The prospectus reads that Orange may be deemed to be the beneficial owner of all of these ordinary shares.
Another shareholders identified was AXA Africa Holding S.A.S., a company organized under the laws of France with company number 799.163.845 owns 5.8% of Jumia shares. AXA Africa Holding S.A.S. is a wholly owned subsidiary of AXA S.A., which may be deemed to have beneficial ownership of all of these ordinary shares.
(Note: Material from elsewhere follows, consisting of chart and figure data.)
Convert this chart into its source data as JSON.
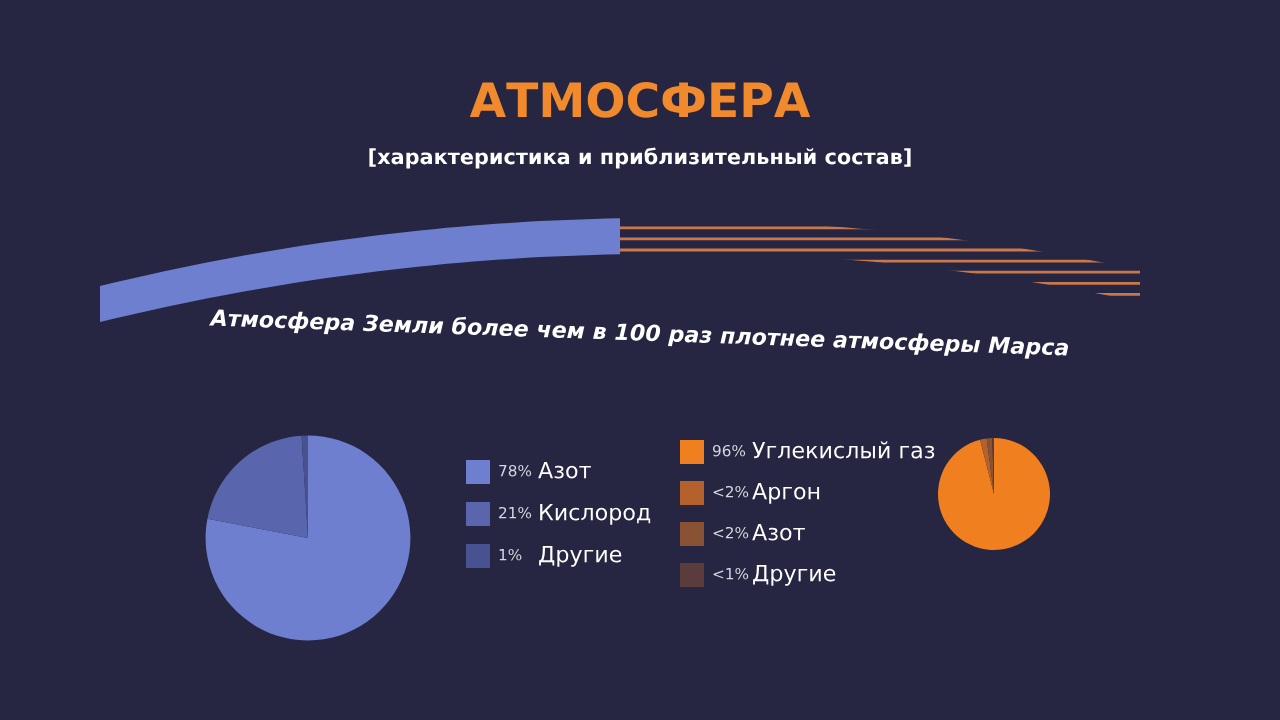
{
  "chart_data": [
    {
      "type": "pie",
      "title": "АТМОСФЕРА",
      "subtitle": "[характеристика и приблизительный состав]",
      "annotations": [
        "Атмосфера Земли более чем в 100 раз плотнее атмосферы Марса"
      ],
      "categories": [
        "Азот",
        "Кислород",
        "Другие"
      ],
      "values": [
        78,
        21,
        1
      ],
      "value_labels": [
        "78%",
        "21%",
        "1%"
      ],
      "colors": [
        "#6f7fcf",
        "#5966ad",
        "#485290"
      ],
      "legend": "right"
    },
    {
      "type": "pie",
      "categories": [
        "Углекислый газ",
        "Аргон",
        "Азот",
        "Другие"
      ],
      "values": [
        96,
        1.9,
        1.6,
        0.5
      ],
      "value_labels": [
        "96%",
        "<2%",
        "<2%",
        "<1%"
      ],
      "colors": [
        "#f0801f",
        "#b5612b",
        "#8a5234",
        "#5a3c3c"
      ],
      "legend": "left"
    }
  ]
}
Chelsea Wharf Holdings S.à r.l., a company organized under the laws of Luxembourg with company number B 170759 owns 5.2% shares of Jumia. Chelsea is a wholly owned subsidiary of Blakeney General Partners III Limited, which exercises voting and investment power over the ordinary shares held by Chelsea Wharf Holdings S.à r.l. Blakeney General Partners III Limited may be deemed to have beneficial ownership of all of these ordinary shares.
Millicom International Cellular S.A., a company organized under the laws of Luxembourg with company number B40630 owns 9.6% of Jumia stock. The firm may be deemed to have beneficial ownership of all of these ordinary shares.
Pernod Ricard Deutschland GmbH, a company organized under the laws of Germany with company number HRB 38302 owns 5.1% of the stock. The company is a wholly owned subsidiary of Pernod Ricard SA, which may be deemed to have beneficial ownership of all of these ordinary shares.
Rocket Internet SE, a company organized under the laws of Germany with company number HRB 165662 B owns 20.6%. The business address of Rocket Internet SE is Charlottenstraße 4, 10969 Berlin, Germany. Rocket Internet SE is the beneficial owner of all of these ordinary shares.
Meanwhile, Anammah said that the group is reviewing whether it will slam lawsuit against Citron Research.
Citron report has caused a run on the firm’s stock, following the publication. Jumia’s shares declined $6.22 per share, or nearly 19% in value, to close on May 9, 2019 at $26.89 per share. Since after then, the company’s shares continued to decline in value.